Mit den eigentlich unscheinbaren Verpackungen von Beyond Meat liegt eine neue Idee im Kühlregal. Es erscheint als eine in keiner Weise gewagte Prognose: Die Kunden werden diese Idee mit nach Hause nehmen und sie wird sich verfestigen. Die Idee lautet: Lebensmittel werden für mich hergestellt.
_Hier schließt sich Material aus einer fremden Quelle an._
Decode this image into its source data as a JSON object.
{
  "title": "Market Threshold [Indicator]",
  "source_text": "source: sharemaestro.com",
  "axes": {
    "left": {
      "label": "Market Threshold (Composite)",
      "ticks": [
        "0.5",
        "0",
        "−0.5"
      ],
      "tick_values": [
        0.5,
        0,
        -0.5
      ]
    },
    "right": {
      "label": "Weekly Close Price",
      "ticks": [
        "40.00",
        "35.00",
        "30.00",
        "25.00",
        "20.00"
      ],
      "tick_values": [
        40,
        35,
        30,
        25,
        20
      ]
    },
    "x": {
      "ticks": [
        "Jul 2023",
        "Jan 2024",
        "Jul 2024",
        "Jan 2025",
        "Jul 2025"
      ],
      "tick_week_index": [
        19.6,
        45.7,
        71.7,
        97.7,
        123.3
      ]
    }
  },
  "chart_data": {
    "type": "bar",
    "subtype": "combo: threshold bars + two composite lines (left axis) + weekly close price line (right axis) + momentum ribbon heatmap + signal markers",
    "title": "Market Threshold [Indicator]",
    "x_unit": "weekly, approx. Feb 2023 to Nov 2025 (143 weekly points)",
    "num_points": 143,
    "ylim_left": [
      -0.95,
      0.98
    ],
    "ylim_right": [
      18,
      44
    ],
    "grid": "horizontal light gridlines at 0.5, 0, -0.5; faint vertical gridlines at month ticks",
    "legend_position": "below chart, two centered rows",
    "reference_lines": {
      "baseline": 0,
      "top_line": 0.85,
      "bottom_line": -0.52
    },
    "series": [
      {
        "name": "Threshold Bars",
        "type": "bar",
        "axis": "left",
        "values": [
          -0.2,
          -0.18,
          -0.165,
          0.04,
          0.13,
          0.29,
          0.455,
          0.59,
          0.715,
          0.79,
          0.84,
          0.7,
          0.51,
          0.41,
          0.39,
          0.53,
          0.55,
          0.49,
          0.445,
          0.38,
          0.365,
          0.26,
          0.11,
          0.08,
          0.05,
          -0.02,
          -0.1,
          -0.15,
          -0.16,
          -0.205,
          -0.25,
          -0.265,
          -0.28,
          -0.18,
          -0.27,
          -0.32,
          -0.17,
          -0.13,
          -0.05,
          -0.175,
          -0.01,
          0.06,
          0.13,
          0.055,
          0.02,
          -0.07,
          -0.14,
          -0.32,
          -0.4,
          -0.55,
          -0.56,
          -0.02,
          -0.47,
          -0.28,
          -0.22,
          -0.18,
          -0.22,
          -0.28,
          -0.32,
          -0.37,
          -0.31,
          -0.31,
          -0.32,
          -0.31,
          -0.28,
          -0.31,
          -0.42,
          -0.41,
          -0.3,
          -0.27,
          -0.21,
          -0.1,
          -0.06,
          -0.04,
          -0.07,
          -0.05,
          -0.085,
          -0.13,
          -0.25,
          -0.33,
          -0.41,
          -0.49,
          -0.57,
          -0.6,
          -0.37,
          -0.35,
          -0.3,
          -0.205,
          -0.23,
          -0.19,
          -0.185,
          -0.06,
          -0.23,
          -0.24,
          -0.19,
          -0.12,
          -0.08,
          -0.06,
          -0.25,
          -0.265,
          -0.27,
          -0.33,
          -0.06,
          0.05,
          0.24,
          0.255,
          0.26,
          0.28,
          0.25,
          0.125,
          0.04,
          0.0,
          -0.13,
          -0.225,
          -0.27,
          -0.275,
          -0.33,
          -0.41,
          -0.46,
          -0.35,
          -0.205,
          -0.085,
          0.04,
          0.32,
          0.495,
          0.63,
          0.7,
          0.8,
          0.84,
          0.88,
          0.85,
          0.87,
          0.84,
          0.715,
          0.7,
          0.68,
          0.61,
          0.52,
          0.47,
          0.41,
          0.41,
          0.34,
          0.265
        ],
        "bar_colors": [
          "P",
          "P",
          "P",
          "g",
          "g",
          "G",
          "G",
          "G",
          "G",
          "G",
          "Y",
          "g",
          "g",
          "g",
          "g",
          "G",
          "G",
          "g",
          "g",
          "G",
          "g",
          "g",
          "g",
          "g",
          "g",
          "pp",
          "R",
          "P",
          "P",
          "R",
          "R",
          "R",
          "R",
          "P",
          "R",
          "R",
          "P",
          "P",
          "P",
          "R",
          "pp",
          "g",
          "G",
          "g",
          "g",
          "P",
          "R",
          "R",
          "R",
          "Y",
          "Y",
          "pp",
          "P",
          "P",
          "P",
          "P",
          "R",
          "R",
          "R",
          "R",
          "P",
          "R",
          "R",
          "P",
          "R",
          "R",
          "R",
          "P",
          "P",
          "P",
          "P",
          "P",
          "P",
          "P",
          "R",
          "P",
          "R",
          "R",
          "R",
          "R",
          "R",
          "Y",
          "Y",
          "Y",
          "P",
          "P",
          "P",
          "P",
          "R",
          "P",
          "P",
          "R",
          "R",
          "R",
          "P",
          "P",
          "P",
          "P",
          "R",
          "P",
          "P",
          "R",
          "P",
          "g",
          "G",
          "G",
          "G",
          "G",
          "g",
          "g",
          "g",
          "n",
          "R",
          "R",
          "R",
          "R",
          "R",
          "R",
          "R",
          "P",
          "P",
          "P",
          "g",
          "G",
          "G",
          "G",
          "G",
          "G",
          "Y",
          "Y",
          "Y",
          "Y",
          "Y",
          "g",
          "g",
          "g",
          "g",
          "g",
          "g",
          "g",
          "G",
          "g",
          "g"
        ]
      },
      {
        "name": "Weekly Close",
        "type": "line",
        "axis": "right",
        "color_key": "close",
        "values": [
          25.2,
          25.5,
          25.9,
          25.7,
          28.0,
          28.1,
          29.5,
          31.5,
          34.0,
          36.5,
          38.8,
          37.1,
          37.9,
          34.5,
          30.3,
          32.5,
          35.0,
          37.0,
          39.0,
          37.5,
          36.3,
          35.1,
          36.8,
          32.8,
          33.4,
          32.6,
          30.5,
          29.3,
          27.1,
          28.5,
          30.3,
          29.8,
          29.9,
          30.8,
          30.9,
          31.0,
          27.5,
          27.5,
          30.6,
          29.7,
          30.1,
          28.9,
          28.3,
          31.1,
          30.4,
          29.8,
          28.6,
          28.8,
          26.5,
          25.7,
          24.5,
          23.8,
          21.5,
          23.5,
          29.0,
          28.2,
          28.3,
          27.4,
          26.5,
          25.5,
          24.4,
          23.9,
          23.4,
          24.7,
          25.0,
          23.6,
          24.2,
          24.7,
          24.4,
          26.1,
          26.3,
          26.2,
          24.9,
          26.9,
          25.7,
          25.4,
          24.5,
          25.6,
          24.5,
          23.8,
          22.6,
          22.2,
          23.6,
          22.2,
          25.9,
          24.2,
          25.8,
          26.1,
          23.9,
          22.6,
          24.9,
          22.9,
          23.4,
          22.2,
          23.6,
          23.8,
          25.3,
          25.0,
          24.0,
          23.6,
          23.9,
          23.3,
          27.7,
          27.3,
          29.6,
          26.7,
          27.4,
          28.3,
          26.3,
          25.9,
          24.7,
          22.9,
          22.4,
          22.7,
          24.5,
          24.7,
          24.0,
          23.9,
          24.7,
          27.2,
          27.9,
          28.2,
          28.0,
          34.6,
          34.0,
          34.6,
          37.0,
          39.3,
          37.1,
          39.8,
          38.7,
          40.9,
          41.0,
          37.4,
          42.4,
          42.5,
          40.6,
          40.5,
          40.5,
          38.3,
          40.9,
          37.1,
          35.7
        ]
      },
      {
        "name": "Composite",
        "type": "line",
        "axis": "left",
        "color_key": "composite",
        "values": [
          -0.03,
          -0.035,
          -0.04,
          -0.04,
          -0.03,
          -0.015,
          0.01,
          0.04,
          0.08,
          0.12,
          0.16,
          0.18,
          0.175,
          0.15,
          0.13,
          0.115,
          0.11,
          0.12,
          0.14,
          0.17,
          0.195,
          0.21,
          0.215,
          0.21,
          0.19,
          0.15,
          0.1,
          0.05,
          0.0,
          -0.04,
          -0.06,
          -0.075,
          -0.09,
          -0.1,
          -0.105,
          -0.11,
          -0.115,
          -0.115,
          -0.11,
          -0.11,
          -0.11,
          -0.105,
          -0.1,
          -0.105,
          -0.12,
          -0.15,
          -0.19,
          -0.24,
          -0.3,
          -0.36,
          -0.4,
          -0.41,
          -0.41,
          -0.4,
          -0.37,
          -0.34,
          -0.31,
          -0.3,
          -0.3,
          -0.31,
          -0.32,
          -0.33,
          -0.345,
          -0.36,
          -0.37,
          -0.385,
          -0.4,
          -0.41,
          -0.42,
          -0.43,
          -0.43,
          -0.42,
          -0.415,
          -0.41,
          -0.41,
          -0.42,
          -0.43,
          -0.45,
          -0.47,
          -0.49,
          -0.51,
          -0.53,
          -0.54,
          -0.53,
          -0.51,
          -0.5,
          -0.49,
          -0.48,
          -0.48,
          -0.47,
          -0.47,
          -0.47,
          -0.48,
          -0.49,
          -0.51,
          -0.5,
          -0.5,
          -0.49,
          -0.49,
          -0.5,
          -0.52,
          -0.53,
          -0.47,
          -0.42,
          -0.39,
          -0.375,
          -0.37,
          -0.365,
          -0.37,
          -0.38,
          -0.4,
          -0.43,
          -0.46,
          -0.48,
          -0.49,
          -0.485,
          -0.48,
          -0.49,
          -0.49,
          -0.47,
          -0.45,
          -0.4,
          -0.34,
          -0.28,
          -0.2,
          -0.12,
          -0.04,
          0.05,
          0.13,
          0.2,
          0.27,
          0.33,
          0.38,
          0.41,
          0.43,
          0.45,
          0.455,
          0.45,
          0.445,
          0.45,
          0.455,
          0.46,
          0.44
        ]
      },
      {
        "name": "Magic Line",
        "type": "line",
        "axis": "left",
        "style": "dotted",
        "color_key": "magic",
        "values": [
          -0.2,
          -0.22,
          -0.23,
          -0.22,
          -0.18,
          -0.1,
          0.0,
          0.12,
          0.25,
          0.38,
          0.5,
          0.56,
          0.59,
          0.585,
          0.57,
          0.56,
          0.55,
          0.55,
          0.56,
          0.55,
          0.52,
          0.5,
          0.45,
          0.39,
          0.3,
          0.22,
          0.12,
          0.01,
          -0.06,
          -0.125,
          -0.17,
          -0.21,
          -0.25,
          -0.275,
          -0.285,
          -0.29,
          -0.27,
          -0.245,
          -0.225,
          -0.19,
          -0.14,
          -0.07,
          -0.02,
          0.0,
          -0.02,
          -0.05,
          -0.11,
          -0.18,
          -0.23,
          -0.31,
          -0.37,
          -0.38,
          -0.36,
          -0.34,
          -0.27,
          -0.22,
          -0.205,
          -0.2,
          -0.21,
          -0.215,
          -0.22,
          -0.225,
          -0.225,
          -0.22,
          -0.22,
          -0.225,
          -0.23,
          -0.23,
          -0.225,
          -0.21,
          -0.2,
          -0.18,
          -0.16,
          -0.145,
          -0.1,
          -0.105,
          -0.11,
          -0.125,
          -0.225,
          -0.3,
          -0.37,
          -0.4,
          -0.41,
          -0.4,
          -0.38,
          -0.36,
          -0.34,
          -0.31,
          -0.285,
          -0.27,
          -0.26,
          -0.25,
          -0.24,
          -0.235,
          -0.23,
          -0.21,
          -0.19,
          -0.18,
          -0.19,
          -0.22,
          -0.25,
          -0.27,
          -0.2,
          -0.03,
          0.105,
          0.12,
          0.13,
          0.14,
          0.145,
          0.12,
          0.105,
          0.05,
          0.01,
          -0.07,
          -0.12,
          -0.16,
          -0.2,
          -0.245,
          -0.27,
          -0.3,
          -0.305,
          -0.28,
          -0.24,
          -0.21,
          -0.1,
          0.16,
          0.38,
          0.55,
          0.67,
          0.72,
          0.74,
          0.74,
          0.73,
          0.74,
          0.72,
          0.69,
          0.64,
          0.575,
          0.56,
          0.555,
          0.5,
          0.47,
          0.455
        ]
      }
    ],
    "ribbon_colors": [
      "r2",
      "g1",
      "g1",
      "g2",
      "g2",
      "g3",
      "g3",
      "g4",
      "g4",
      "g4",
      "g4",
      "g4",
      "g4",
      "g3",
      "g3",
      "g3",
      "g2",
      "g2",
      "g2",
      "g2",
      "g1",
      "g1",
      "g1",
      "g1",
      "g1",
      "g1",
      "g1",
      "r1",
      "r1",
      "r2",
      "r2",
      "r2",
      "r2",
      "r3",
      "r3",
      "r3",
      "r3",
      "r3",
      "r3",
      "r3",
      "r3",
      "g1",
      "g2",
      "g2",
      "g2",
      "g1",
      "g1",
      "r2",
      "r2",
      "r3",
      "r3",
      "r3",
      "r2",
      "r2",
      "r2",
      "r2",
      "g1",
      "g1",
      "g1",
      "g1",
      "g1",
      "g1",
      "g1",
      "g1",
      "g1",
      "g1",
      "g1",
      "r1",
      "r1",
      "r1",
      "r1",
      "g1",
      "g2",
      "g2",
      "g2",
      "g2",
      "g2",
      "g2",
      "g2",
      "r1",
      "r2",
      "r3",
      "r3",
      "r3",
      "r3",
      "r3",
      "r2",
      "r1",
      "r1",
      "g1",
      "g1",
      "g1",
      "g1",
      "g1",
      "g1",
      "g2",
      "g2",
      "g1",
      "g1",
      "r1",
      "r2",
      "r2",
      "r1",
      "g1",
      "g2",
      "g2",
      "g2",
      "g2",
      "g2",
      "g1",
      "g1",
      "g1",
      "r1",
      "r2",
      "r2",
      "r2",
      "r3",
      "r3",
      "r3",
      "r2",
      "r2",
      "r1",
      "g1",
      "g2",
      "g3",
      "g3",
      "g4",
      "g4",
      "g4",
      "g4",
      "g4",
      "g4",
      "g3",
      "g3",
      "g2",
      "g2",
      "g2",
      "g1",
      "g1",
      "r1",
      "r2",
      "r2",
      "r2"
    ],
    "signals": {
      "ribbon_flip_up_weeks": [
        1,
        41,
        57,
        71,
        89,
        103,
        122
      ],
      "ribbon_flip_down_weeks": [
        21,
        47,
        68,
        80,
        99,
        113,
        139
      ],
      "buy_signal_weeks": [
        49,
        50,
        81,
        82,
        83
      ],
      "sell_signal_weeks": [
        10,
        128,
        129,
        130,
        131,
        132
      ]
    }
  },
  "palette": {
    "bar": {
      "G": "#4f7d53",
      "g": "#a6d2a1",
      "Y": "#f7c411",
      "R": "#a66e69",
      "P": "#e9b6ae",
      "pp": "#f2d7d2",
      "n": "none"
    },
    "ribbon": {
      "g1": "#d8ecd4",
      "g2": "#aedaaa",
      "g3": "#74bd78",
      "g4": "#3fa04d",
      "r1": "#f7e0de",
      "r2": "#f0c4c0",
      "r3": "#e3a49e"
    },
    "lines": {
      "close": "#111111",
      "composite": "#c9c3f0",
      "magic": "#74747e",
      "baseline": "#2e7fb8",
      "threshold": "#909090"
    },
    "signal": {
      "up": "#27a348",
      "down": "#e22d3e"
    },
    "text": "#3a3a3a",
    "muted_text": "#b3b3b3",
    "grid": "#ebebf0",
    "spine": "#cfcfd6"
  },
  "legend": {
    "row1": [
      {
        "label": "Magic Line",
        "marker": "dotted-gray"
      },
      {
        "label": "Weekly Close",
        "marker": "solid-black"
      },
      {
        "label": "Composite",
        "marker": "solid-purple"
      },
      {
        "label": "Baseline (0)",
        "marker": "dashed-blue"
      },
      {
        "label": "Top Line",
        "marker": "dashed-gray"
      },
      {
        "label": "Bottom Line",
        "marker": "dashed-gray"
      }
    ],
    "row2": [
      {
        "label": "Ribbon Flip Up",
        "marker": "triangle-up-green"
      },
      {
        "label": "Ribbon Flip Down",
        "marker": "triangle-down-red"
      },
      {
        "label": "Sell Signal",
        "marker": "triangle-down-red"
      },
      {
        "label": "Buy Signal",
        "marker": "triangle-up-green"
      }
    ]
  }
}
Die aktuell diskutierten Technologien für alternative Proteinquellen führen direkt zu On demand-Optionen. Mit exakt derselben Technologie, mit exakt derselben Lieferkette lässt sich der Fleischersatz auch vor Ort im Handel herstellen. Auf Bestellung. Nach meinen geschmacklichen Anforderungen. Und, noch erheblich wichtiger: Auf Basis meiner Gesundheitsdaten. Im ersten Schritt ist mein „Beyond Meat“ auf meine Allergien und Unverträglichkeiten abgestimmt. Im zweiten Schritt gleicht es in Echtzeit gemessene Nährstoffdefizite aus. Der Schritt zu Medical Food auf Bestellung könnte nicht kleiner sein.

Ganz nebenbei ist die Einführung von „Beyond Meat“ damit auch ein Bilderbuch-Fall für exponentielles Wachstum. Wer es perspektivisch nur auf den Markt „Burger für Veggies“ beschränkt, übersieht das eigentlich Potenzial: Individuelles Fleischartiges, made to order. Im Blick sind nicht die 10% Vegetarier, im Blick sind alle die Menschen, die durch Ernährung ihr Wohlbefinden steigern wollen, nämlich: alle.